Based on the distinction between semantic and world knowledge, comprehension and validation of linguistic information have often been conceptualized as separate stages in a two-step process, with validation being subsequent, optional and strategic. In contrast with this idea, we present evidence from a Stroop-like paradigm suggesting that validation is nonstrategic and fast by showing that readers cannot ignore violations of (easily accessible) world knowledge even if this is in conflict with their processing goal. These results indicate that both access to and evaluation based on world knowledge are obligatory components of language comprehension.

“Accumulating a coin” or “accumulating nuns”: Processing semantic vs. conceptual violations

Barbara Kaup & Claudia Maienborn (University of Tübingen)

The talk is concerned with the distinction between semantic and conceptual knowledge. In a first experiment the final word of a sentence (e.g., sour) was processed more slowly when it brought about a semantic compared to a conceptual violation (These clocks were sour vs. These bananas were sour.). However, similar differences were observed when the respective word pairs (e.g., clocks – sour vs. bananas – sour) were presented in a word priming experiment, suggesting that the results may reflect differences in lexical associations instead of differences in the type of knowledge that is being violated. In our talk we will discuss several alternative ways to empirically investigate the distinction between semantic and conceptual knowledge.

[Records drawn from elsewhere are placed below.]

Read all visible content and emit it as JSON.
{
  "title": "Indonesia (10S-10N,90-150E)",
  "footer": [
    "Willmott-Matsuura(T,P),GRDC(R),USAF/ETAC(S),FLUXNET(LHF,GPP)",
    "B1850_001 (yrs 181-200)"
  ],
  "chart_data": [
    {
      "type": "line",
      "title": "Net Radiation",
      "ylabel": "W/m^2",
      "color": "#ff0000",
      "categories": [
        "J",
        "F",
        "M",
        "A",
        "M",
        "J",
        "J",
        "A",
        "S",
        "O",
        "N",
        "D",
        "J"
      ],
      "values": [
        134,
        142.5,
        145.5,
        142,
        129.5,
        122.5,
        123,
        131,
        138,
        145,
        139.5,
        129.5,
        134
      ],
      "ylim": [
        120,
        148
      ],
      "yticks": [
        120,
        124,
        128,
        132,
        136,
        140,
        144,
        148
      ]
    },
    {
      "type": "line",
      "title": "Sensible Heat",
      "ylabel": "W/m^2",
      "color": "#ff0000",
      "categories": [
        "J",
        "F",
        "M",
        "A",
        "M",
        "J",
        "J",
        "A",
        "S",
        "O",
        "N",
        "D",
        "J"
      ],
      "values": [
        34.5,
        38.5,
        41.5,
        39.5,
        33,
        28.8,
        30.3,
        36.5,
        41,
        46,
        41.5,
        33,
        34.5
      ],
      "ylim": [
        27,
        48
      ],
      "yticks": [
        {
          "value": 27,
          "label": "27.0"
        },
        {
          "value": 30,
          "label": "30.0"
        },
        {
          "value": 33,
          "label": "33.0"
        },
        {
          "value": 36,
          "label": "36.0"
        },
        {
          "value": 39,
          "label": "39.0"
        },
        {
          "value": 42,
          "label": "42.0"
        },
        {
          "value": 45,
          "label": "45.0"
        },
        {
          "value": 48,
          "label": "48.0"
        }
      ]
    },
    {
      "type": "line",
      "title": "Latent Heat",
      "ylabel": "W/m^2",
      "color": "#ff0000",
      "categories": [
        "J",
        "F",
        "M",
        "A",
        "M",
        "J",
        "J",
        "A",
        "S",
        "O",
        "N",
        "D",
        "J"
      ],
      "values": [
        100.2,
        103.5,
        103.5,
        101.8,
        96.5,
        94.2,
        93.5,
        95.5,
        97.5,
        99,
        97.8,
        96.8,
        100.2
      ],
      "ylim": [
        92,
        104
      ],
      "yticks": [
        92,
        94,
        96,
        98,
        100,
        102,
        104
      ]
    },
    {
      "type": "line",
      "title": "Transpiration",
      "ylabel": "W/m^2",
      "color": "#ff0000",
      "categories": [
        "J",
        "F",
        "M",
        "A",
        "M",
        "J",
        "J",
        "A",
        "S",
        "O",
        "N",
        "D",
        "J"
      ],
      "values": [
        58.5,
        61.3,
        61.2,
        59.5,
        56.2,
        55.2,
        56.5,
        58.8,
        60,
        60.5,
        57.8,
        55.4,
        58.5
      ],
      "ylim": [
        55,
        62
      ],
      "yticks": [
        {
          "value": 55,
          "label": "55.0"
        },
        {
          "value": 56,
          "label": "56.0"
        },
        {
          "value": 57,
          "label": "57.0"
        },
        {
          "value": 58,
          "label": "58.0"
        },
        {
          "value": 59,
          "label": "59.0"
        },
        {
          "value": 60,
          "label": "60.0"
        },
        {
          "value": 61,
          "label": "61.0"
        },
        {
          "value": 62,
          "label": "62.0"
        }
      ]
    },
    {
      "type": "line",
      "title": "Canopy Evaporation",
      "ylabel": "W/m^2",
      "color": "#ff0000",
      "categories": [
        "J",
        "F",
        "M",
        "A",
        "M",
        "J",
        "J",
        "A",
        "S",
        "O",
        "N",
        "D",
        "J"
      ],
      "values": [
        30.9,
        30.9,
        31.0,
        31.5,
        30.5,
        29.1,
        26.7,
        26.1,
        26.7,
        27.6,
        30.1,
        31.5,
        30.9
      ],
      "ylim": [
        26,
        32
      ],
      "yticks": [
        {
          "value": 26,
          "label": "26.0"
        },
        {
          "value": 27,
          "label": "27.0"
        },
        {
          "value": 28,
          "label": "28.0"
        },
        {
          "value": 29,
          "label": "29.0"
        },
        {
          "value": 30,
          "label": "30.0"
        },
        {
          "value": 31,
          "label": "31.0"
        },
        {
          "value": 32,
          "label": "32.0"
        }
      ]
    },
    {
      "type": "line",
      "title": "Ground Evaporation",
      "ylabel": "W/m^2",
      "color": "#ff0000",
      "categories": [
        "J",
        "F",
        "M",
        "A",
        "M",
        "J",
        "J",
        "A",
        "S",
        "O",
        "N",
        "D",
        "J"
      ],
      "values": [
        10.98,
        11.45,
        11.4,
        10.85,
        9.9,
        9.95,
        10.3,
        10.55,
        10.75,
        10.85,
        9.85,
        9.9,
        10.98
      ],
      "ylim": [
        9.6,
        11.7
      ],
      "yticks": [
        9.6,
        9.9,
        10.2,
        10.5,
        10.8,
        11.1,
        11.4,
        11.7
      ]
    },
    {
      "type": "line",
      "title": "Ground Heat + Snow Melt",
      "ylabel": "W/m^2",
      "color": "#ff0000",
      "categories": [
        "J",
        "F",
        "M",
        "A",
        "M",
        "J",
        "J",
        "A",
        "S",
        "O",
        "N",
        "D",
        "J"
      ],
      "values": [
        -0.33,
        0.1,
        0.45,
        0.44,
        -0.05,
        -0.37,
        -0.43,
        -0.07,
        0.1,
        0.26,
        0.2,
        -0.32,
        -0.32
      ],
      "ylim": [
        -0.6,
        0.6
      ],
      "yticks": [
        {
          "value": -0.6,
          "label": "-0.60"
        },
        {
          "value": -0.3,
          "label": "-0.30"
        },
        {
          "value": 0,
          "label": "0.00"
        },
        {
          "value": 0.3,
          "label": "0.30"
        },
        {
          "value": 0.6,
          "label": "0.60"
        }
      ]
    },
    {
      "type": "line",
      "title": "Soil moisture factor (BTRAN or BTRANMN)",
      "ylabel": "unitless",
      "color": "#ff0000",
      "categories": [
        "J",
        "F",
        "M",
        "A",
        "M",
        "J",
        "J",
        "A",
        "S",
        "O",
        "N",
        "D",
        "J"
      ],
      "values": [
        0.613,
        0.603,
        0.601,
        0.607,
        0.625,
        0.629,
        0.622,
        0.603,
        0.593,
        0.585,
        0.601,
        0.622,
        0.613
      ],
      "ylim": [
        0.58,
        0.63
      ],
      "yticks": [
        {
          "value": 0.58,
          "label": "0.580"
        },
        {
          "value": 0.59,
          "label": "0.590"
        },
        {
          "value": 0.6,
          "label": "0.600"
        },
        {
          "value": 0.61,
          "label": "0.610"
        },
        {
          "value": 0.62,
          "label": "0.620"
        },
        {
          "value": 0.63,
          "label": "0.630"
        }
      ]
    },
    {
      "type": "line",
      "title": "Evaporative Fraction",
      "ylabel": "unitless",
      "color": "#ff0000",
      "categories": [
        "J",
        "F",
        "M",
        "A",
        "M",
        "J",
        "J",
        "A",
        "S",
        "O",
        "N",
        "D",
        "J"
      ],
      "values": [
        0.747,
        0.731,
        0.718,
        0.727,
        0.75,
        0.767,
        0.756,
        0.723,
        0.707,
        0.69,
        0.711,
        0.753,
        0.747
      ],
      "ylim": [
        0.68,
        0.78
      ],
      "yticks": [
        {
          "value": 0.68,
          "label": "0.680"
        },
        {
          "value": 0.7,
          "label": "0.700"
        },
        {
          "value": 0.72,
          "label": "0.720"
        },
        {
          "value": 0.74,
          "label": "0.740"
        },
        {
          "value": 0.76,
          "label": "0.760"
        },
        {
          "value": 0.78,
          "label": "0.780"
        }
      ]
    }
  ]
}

Asher, N. (2011). Lexical meaning in context. A web of words. Cambridge: Cambridge University Press.

Dobel, C., Junghöfer, M., Klauke, B., Breitenstein, C., Pantev, C., Knecht, S. & Zwitserlood, P. (2010). New names for known things: On the association of novel word forms with existing semantic information. Journal of Cognitive Neuroscience, 22, 1251-1261.

Hagoort, P. et al. (2004). Integration of word meaning and world knowledge in Language Comprehension. Science, 304, 438-441.

Hirschfeld, G., Zwitserlood, P. & Dobel, C. (2010). Effects of language comprehension on visual processing - MEG dissociates early perceptual and late N400 effects. Brain and Language, 116, 91-96.

Keuper, K. Zwanzger, P., Zwitserlood, P. & Dobel, C. (subm). How “hate” and “love” differ from “sleep”: Using combined EEG/MEG data and realistic head-modelling to reveal the sources of early cortical responses to emotional words.

Pylkkänen, L., Oliveri, B. & Smart, A.J. (2009). Semantics vs. world knowledge in prefontal cortex. Language and Cognitive Processes, 24, 1313-1334.

Vigliocco, G. & Vinson, D. P. (2007). Semantic representation. In M. G. Gaskell (Ed.), The Oxford Handbook of Psycholinguistics (pp. 195-215). Oxford: Oxford University Press.